Cliptude Cliptude Docs

Uploading Your Own Voiceover

Already have a recorded narration? Skip the AI voice entirely and let Cliptude build the video around your own audio. The pipeline will transcribe your recording, align scenes to it, and use your voice as the final narration,no text prompt or duration estimate needed.

Where to Find the Upload Input

The voiceover upload field is on the Create Video page, in the Upload Your Own Voice section beneath the main prompt area.

  1. 1 Go to Create Video from the main navigation.
  2. 2 Scroll to the Upload Your Own Voice section and click the file selector.
  3. 3 Select your audio file and submit the form. The prompt and duration fields become optional when a file is attached.

Accepted File Formats

Cliptude accepts the following audio formats for voiceover upload:

MP3 M4A WAV WEBM OGG FLAC

Most standard audio recording and export formats are supported. If your editor exports in one of these formats, you can use it directly.

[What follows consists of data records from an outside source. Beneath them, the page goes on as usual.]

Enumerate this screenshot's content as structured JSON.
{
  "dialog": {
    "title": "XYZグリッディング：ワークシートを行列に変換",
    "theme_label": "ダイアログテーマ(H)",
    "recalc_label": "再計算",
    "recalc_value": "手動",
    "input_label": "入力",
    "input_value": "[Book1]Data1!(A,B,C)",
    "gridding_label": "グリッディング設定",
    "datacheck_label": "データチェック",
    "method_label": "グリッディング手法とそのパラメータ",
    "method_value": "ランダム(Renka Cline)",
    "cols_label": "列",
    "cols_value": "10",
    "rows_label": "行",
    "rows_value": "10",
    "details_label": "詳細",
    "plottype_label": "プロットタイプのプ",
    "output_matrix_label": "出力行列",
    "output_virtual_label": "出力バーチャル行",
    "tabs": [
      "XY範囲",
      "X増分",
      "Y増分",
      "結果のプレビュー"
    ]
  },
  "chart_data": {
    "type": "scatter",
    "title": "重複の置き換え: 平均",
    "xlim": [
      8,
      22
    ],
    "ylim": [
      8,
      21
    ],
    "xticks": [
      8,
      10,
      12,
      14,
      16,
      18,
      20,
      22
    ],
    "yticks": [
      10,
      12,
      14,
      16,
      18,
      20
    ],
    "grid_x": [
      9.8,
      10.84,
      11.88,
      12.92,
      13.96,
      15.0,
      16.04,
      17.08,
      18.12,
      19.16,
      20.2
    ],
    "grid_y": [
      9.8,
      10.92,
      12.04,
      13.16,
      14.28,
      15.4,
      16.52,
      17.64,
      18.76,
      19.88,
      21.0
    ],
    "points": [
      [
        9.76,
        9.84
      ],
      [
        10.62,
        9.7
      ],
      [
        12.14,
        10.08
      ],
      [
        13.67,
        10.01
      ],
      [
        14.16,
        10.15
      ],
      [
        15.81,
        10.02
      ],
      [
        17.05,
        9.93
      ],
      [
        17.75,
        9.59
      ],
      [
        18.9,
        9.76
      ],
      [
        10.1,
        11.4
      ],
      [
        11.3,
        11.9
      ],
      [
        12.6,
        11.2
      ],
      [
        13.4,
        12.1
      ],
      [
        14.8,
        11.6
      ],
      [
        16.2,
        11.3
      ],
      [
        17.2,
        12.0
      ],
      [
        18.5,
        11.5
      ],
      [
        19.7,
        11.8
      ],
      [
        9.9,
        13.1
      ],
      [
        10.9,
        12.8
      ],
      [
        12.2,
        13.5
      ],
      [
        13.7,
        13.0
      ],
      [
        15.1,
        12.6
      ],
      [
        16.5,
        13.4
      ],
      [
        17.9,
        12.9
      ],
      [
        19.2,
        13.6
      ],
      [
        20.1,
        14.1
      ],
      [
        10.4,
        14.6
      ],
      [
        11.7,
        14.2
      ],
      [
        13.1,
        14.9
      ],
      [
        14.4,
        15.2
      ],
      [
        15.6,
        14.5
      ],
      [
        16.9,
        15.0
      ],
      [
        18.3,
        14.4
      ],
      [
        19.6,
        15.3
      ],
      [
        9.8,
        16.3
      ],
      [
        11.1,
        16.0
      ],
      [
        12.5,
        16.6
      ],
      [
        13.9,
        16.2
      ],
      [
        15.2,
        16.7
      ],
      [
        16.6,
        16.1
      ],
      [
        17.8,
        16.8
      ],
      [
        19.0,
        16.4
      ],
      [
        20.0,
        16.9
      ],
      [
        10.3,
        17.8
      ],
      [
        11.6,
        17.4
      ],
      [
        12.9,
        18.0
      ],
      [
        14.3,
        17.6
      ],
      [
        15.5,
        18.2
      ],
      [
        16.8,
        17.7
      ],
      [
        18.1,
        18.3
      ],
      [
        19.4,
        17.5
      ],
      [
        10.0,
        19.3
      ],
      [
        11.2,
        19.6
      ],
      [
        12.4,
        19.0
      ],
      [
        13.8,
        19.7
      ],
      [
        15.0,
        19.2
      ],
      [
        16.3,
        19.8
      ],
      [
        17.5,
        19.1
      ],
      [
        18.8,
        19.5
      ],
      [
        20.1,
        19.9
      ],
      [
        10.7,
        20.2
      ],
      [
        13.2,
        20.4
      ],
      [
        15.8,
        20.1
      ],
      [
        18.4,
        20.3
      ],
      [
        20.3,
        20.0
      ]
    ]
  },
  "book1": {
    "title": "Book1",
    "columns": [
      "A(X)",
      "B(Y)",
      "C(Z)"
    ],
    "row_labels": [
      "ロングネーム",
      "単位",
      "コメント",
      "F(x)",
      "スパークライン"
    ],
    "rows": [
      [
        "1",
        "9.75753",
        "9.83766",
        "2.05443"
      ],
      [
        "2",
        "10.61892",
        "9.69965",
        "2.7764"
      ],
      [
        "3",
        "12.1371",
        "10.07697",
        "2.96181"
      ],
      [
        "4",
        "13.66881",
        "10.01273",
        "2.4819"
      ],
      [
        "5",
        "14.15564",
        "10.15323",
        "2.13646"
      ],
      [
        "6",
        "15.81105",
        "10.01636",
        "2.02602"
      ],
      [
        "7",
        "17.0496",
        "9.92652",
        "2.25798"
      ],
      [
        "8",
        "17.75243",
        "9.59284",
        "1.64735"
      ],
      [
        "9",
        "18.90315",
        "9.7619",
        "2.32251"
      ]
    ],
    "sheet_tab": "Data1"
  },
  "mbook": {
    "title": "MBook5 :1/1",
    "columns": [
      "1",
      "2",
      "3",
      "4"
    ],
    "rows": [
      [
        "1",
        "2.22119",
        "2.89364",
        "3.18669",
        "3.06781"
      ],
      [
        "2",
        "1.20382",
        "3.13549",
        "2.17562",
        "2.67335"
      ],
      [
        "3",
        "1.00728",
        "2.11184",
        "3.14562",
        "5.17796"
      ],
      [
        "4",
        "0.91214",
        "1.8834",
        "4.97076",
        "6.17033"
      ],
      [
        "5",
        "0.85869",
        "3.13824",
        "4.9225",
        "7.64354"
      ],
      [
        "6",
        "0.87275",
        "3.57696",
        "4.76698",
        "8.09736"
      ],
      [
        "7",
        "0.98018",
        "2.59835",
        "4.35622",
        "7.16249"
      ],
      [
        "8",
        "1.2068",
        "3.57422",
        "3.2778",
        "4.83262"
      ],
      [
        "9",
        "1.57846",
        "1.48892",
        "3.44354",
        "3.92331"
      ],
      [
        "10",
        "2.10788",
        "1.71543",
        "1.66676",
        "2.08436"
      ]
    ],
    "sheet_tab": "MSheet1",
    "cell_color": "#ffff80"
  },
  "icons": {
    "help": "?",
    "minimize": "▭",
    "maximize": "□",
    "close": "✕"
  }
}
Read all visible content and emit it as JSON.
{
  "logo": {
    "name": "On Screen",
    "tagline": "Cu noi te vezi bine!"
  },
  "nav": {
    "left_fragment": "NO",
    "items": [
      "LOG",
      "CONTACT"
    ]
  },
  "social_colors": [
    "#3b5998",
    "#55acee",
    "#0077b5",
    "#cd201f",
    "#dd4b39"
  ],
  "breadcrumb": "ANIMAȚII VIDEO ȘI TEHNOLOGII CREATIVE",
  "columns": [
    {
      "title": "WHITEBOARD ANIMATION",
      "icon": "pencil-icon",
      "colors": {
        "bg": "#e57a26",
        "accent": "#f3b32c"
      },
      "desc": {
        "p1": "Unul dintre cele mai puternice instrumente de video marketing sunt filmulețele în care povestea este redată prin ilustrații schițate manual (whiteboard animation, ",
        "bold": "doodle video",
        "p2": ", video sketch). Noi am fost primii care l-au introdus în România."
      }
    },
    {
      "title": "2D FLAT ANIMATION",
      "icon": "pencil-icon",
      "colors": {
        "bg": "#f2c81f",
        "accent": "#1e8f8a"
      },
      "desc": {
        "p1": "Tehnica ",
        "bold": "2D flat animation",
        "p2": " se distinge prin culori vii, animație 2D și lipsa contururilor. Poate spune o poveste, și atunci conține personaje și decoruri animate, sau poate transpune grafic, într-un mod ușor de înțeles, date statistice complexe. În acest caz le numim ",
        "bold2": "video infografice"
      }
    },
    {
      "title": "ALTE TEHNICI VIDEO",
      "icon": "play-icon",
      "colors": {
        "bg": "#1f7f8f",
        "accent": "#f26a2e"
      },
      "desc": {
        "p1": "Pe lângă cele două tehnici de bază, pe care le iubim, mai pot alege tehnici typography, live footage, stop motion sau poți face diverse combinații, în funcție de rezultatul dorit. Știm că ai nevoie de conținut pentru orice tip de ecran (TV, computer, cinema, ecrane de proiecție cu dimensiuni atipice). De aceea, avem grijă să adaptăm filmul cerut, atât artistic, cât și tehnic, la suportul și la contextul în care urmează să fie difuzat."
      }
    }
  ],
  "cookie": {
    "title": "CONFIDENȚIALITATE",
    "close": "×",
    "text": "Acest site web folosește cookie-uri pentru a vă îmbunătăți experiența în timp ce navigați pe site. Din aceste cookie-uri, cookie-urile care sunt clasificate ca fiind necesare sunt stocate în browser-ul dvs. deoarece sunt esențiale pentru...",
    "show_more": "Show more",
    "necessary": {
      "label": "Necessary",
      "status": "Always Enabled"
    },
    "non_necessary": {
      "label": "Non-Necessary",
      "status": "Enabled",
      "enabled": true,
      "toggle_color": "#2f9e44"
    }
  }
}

File Size & Duration Limits

Max file size

200 MB

Max audio duration

30 minutes

Files that exceed either limit will be rejected at upload time and you will be shown an error message.

What Happens After Upload

Uploading a voiceover changes the video generation pipeline in a few key ways:

  • Voice selection is skipped. You are taken directly to the background selection step since your audio is already provided.
  • Automatic transcription. Cliptude uses Whisper to transcribe your audio. The resulting text is used to generate scenes and source visuals,no manual script needed.
  • Your audio is used as-is. The ElevenLabs TTS step is bypassed entirely,credit usage for AI voice generation is not charged.
  • Duration is measured automatically. The length of your audio determines the final video duration,no need to set a duration in the form.

Tips for Best Results

  • Record in a quiet environment with minimal background noise,cleaner audio produces more accurate transcriptions.
  • Prefer MP3 or WAV at 44.1 kHz or 48 kHz for optimal transcription quality.
  • Speak clearly and at a natural pace,rushed or heavily accented speech may reduce transcription accuracy.
  • Keep the recording focused on the topic,unrelated sections at the start or end can affect scene segmentation.
Mutually exclusive with Talking Head upload. You can upload either a voiceover audio file or a talking head video,not both in the same submission. If you need to use a talking head video with your own narration, see the Talking Head Upload page instead.